1918 - U.S. Army Air Corp begins R&D to perfect parachutes, results in Army Model A

1923 - Parachutes made mandatory for U.S. Army Air Corp personnel

1930s - Robert Goddard uses chutes to recover his rockets

1960s - Apollo command modules splash down after re-entry

Design Trade-Offs

Designing a parachute requires several trade-off decisions related to factors such as: intended use, payload weight, payload characteristics, the desired opening rate and terminal velocity.

Canopies are often made of geometric shapes, such as: squares, rectangles, triangles, circles, pentagons, hexagons and octagons. But the majority are partial spheres or parabolic in shape. Materials vary according to their weight and porosity. But nylon is the primary material used today for the chute, line and harness. Kevlar is being used in high-speed applications.

Operation of a Parachute

Parachute operation involves only a few simple concepts and includes three basic phases: deployment of canopy and lines, inflation of the canopy and descent. After deployment, air rushes into the canopy and forms a ball of air in the top, or crown, which spreads out to the bottom, or skirt, of the parachute until the entire canopy is inflated. Stabilized descent is achieved when a certain velocity is reached and the canopy drag equals the weight of the payload. This stabilized descent is called the terminal velocity.

Technology/Math/Science Concepts

Gravity & Acceleration - Acceleration equals 32 ft/sec² or 1G. This means a falling body travels at 32ft/sec faster at the end of each second than it was falling at the start of each second.

Without air (in a vacuum) the falling body would continue to accelerate forever. However, air causes drag, so that objects reach a maximum speed called terminal velocity. Beyond this speed, they will not accelerate further. For people in the spread eagle position (belly flop position), maximum velocity is approximately 120 mph; in the delta position (legs straight, arms in, head down) maximum velocity is 185-190 mph.

Balance - Garnerin’s 8000’ drop had wild oscillations, which made him very sick. The problem was air rushing out one side, then the other. The solution--put “spill hole” in the top center of the canopy for better balance.

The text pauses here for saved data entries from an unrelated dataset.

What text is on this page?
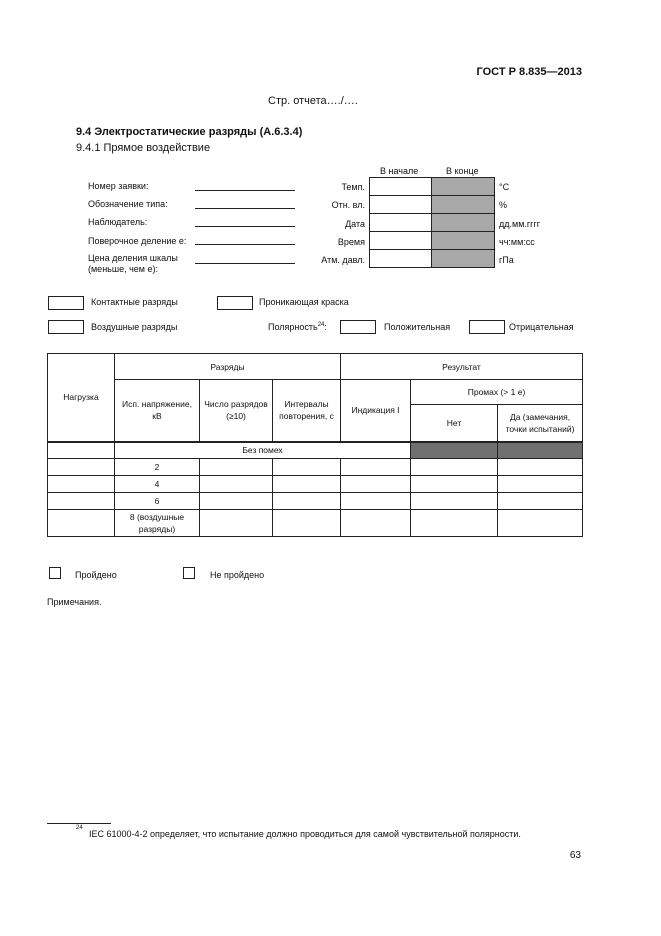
ГОСТ Р 8.835—2013
Стр. отчета…./….
9.4 Электростатические разряды (А.6.3.4)
9.4.1 Прямое воздействие
Номер заявки:
Обозначение типа:
Наблюдатель:
Поверочное деление e:
Цена деления шкалы (меньше, чем e):
В начале	В конце
Темп.	°C
Отн. вл.	%
Дата	дд.мм.гггг
Время	чч:мм:сс
Атм. давл.	гПа
Контактные разряды	Проникающая краска
Воздушные разряды	Полярность$^{24}$:	Положительная	Отрицательная
Нагрузка	Разряды			Результат		
	Исп. напряжение, кВ	Число разрядов (≥10)	Интервалы повторения, с	Индикация I	Промах (> 1 e)	
					Нет	Да (замечания, точки испытаний)
	Без помех					
	2					
	4					
	6					
	8 (воздушные разряды)					
Пройдено	Не пройдено
Примечания.
24
IEC 61000-4-2 определяет, что испытание должно проводиться для самой чувствительной полярности.
63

Also, unequal line length will cause instability.

Wind Effects – Wind will cause lift in a parachute into the wind.

Coefficient of Drag - Parachutes have a drag coefficient (Cd) of approximately 1.50, while parasheets (chutes made from flat sheets of fabric or plastic) have a Cd of approximately .75.

Design Concepts - The statements below generalize parachute design and performance:

Chute Size 1 - Bigger chutes produce more drag and thus a slower descent.

Chute Size 2 - Doubling the chute diameter will decrease the descent rate by 1/4.

Canopy Material - Lighter material chutes open sooner, giving more drag time.

Line Length 1 - Shorter lines open sooner, have less drag (less canopy area) and are less stable.

Line Length 2 - Longer lines open later, have more drag and are more stable.

Model Parachute Rule - NAR parachute rule is 44 in^2 per ounce of payload. This gives about a 12’’ diameter for loads up to 2 ounces and 24’’ diameter up to 8 ounces.

RECENT TECHNOLOGY

Space Shuttle - The 82-ton solid fuel rockets are recovered after lift-off; 3 chutes 115’ in diameter are used.

Sport chutes - Airfoil-shaped chutes are ram-air inflated giving both drag and lift; typical glide ratio is 2 to 1. Hang gliders are a variation of parachutes.

RAPID - Acronym for Retro-Rocket-Assisted Parachute In-Flight Delivery; used to drop 30-ton tanks from a cargo plane at an altitude of 300’ while moving 300 mph! Uses telescoping probes--the rate of collapse is monitored by microprocessor, which tells the rocket when to fire.

Airplane Parachute - Boris Pupov invented a parachute used to recover hang gliders, ultralights and lightweight airplanes that are in trouble!

Supersonic Parachutes - When the F-111 crew escape module, which weights 3250 lbs., is ejected from the aircraft moving over 1000 mph, it has a descent rate of 32-35 ft/sec, which causes back injuries for crew members upon landing. Sandia National Lab used computer modeling, wind tunnel tests and trial-and-error to design a three-chute system. Each chute is 50’ in diameter and weighs 30 lbs. This chute system develops 8000 lbs. of drag and slows the module descent to 25 ft/sec.